Faith school designation reforms

Closes 20 Jun 2024

Introduction

High quality multi-academy trusts are key to driving education standards for pupils, teachers and leaders. The best trusts enable the most effective leaders to support a greater number of schools and deliver school improvement, by directing resources to where they are needed the most. This underpins our focus on continuing to improve standards in schools, providing the best education for children, including for those from disadvantaged backgrounds and with special educational needs. 

This Government has significantly reformed the school system. As of 1 April, 50% of state-funded schools are academies (including free schools, university technical colleges and studio schools). This means there are 10,839 academies today, compared to 203 in 2010.

The free schools programme remains an important part of the Government’s plan to improve educational standards and respond where there is need for more school places. The programme has delivered hundreds of new schools and provided thousands of good school places across the country. Secondary free schools are amongst the highest performing state-funded schools in the country, providing a world class education to their students. 

As we continue to move towards our ambition of all schools being part of strong multi-academy trusts, we need to ensure that we are making the best and full use of the talents of all of our highest quality academy trust providers.

The Church of England, the Catholic Church and other faith school providers are established and long-term partners with the state and have a track record in delivering high quality education in their schools. They, alongside minority faith schools, form a key part of our diverse school system, making up a third of all schools in England. They are more likely to be judged ‘Good’ or ‘Outstanding’ by Ofsted. In addition, overall key Stage 2 test results show that a higher proportion of pupils in faith schools achieve the expected standard compared to non-faith schools. GCSE results for pupils in faith schools are also higher than the national average and higher than in non-faith schools, and the average Progress 8 of pupils in faith schools is greater than the national average and the average for non-faith schools. Their providers, including the Churches, are among the largest providers of academy trusts. Many faith schools are very popular with parents. Faith secondary schools are more likely to receive a higher proportion of first preference applications compared to first or total places offered than non-faith secondary schools.

The Government want to create more good school places across the country. To do this, we need to ensure that all of our highest quality school providers, including faith school providers, feel supported in opening new schools. Unfortunately, this is not currently the case. Some of our current policies, such as the 50% faith admissions cap for free schools, act as barriers to faith school providers from opening new schools. We  want to remove these barriers and ensure that in the future we are not preventing any faith groups from providing new high quality schools.

At the moment, the Government currently requires admission authorities for a mainstream free school designated with a religious character to allocate at least 50% of its available places without reference to faith-based admission criteria, when oversubscribed, to foster inclusivity. However, the evidence suggests that this 50% faith admissions cap does not achieve inclusivity and means some high quality faith school providers, such as the Catholic Church and its dioceses, are less likely to establish new free schools due to the 50% cap.
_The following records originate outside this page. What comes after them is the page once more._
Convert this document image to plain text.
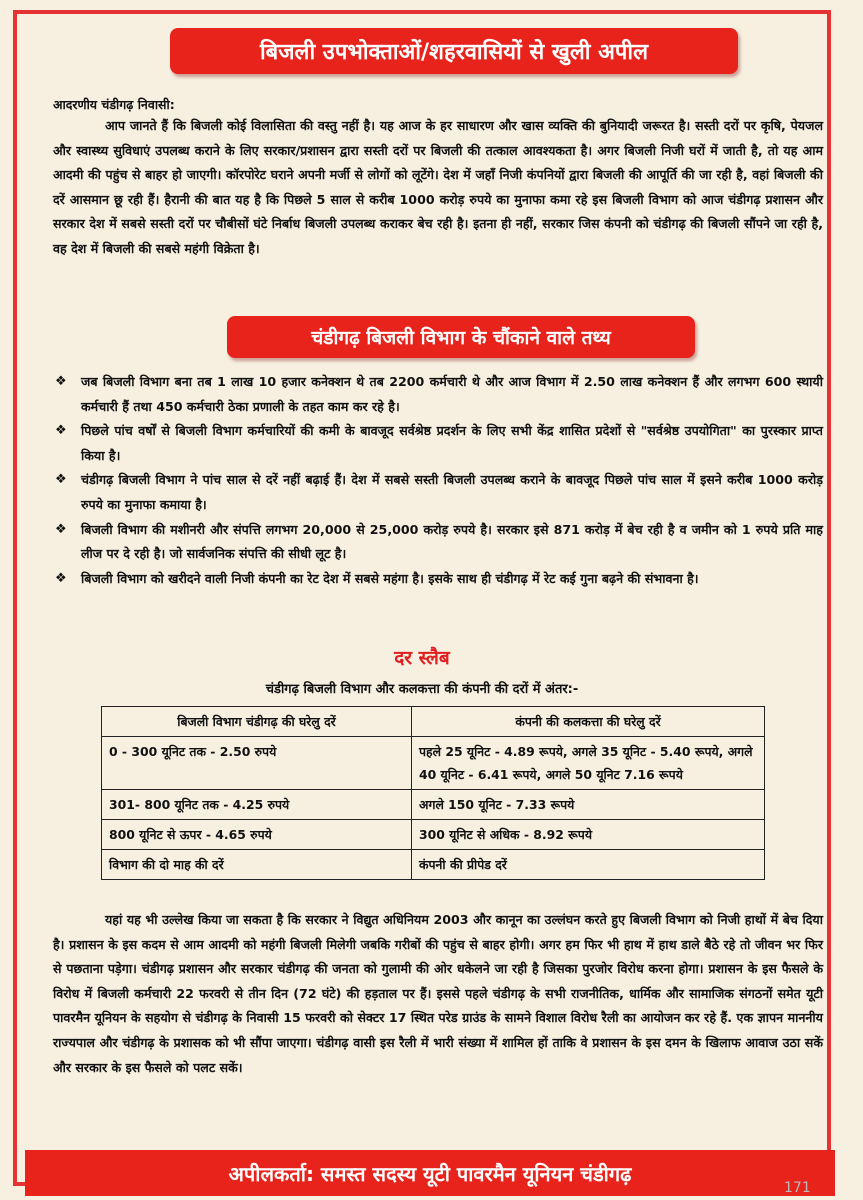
बिजली उपभोक्ताओं/शहरवासियों से खुली अपील
आदरणीय चंडीगढ़ निवासी:

आप जानते हैं कि बिजली कोई विलासिता की वस्तु नहीं है। यह आज के हर साधारण और खास व्यक्ति की बुनियादी जरूरत है। सस्ती दरों पर कृषि, पेयजल और स्वास्थ्य सुविधाएं उपलब्ध कराने के लिए सरकार/प्रशासन द्वारा सस्ती दरों पर बिजली की तत्काल आवश्यकता है। अगर बिजली निजी घरों में जाती है, तो यह आम आदमी की पहुंच से बाहर हो जाएगी। कॉरपोरेट घराने अपनी मर्जी से लोगों को लूटेंगे। देश में जहाँ निजी कंपनियों द्वारा बिजली की आपूर्ति की जा रही है, वहां बिजली की दरें आसमान छू रही हैं। हैरानी की बात यह है कि पिछले 5 साल से करीब 1000 करोड़ रुपये का मुनाफा कमा रहे इस बिजली विभाग को आज चंडीगढ़ प्रशासन और सरकार देश में सबसे सस्ती दरों पर चौबीसों घंटे निर्बाध बिजली उपलब्ध कराकर बेच रही है। इतना ही नहीं, सरकार जिस कंपनी को चंडीगढ़ की बिजली सौंपने जा रही है, वह देश में बिजली की सबसे महंगी विक्रेता है।

चंडीगढ़ बिजली विभाग के चौंकाने वाले तथ्य
❖ जब बिजली विभाग बना तब 1 लाख 10 हजार कनेक्शन थे तब 2200 कर्मचारी थे और आज विभाग में 2.50 लाख कनेक्शन हैं और लगभग 600 स्थायी कर्मचारी हैं तथा 450 कर्मचारी ठेका प्रणाली के तहत काम कर रहे है।
❖ पिछले पांच वर्षों से बिजली विभाग कर्मचारियों की कमी के बावजूद सर्वश्रेष्ठ प्रदर्शन के लिए सभी केंद्र शासित प्रदेशों से "सर्वश्रेष्ठ उपयोगिता" का पुरस्कार प्राप्त किया है।
❖ चंडीगढ़ बिजली विभाग ने पांच साल से दरें नहीं बढ़ाई हैं। देश में सबसे सस्ती बिजली उपलब्ध कराने के बावजूद पिछले पांच साल में इसने करीब 1000 करोड़ रुपये का मुनाफा कमाया है।
❖ बिजली विभाग की मशीनरी और संपत्ति लगभग 20,000 से 25,000 करोड़ रुपये है। सरकार इसे 871 करोड़ में बेच रही है व जमीन को 1 रुपये प्रति माह लीज पर दे रही है। जो सार्वजनिक संपत्ति की सीधी लूट है।
❖ बिजली विभाग को खरीदने वाली निजी कंपनी का रेट देश में सबसे महंगा है। इसके साथ ही चंडीगढ़ में रेट कई गुना बढ़ने की संभावना है।
दर स्लैब
चंडीगढ़ बिजली विभाग और कलकत्ता की कंपनी की दरों में अंतर:-
बिजली विभाग चंडीगढ़ की घरेलु दरें	कंपनी की कलकत्ता की घरेलु दरें
0 - 300 यूनिट तक - 2.50 रुपये	पहले 25 यूनिट - 4.89 रूपये, अगले 35 यूनिट - 5.40 रूपये, अगले 40 यूनिट - 6.41 रूपये, अगले 50 यूनिट 7.16 रूपये
301- 800 यूनिट तक - 4.25 रुपये	अगले 150 यूनिट - 7.33 रूपये
800 यूनिट से ऊपर - 4.65 रुपये	300 यूनिट से अधिक - 8.92 रूपये
विभाग की दो माह की दरें	कंपनी की प्रीपेड दरें

यहां यह भी उल्लेख किया जा सकता है कि सरकार ने विद्युत अधिनियम 2003 और कानून का उल्लंघन करते हुए बिजली विभाग को निजी हाथों में बेच दिया है। प्रशासन के इस कदम से आम आदमी को महंगी बिजली मिलेगी जबकि गरीबों की पहुंच से बाहर होगी। अगर हम फिर भी हाथ में हाथ डाले बैठे रहे तो जीवन भर फिर से पछताना पड़ेगा। चंडीगढ़ प्रशासन और सरकार चंडीगढ़ की जनता को गुलामी की ओर धकेलने जा रही है जिसका पुरजोर विरोध करना होगा। प्रशासन के इस फैसले के विरोध में बिजली कर्मचारी 22 फरवरी से तीन दिन (72 घंटे) की हड़ताल पर हैं। इससे पहले चंडीगढ़ के सभी राजनीतिक, धार्मिक और सामाजिक संगठनों समेत यूटी पावरमैन यूनियन के सहयोग से चंडीगढ़ के निवासी 15 फरवरी को सेक्टर 17 स्थित परेड ग्राउंड के सामने विशाल विरोध रैली का आयोजन कर रहे हैं. एक ज्ञापन माननीय राज्यपाल और चंडीगढ़ के प्रशासक को भी सौंपा जाएगा। चंडीगढ़ वासी इस रैली में भारी संख्या में शामिल हों ताकि वे प्रशासन के इस दमन के खिलाफ आवाज उठा सकें और सरकार के इस फैसले को पलट सकें।

अपीलकर्ता: समस्त सदस्य यूटी पावरमैन यूनियन चंडीगढ़
171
By removing the 50% cap, we want to increase the number of good school places, including at new faith schools where there is demand from communities, and deliver real diversity within free schools by ensuring parents have real choice over where they send their child to school.

Among the many children educated in faith schools, there are those with special educational needs and disabilities (SEND). Faith schools have a long and positive history of providing education and support to these children. There are 241 faith schools in England providing specialist units such as resourced provisions, which provide high quality education and support for pupils with special educational needs and disabilities. In addition, a number of faith providers have experience of delivering dedicated special schools in the independent sector, and through the provision of non-maintained special schools with a faith ethos and special academies with a faith ethos. We recognise that there is a need for additional places in specialist provision, and we want to ensure that all faith groups feel able to open special academies and provide high quality places for pupils with complex special educational needs and disabilities, who would be admitted on the basis of their need, not their faith.

The proposals in this document would help to ensure that we can meet the needs of children and the demands of parents for high quality school places by ensuring that high quality providers can respond to demand for places at their schools.

Education policy is devolved, and these proposals apply to England only.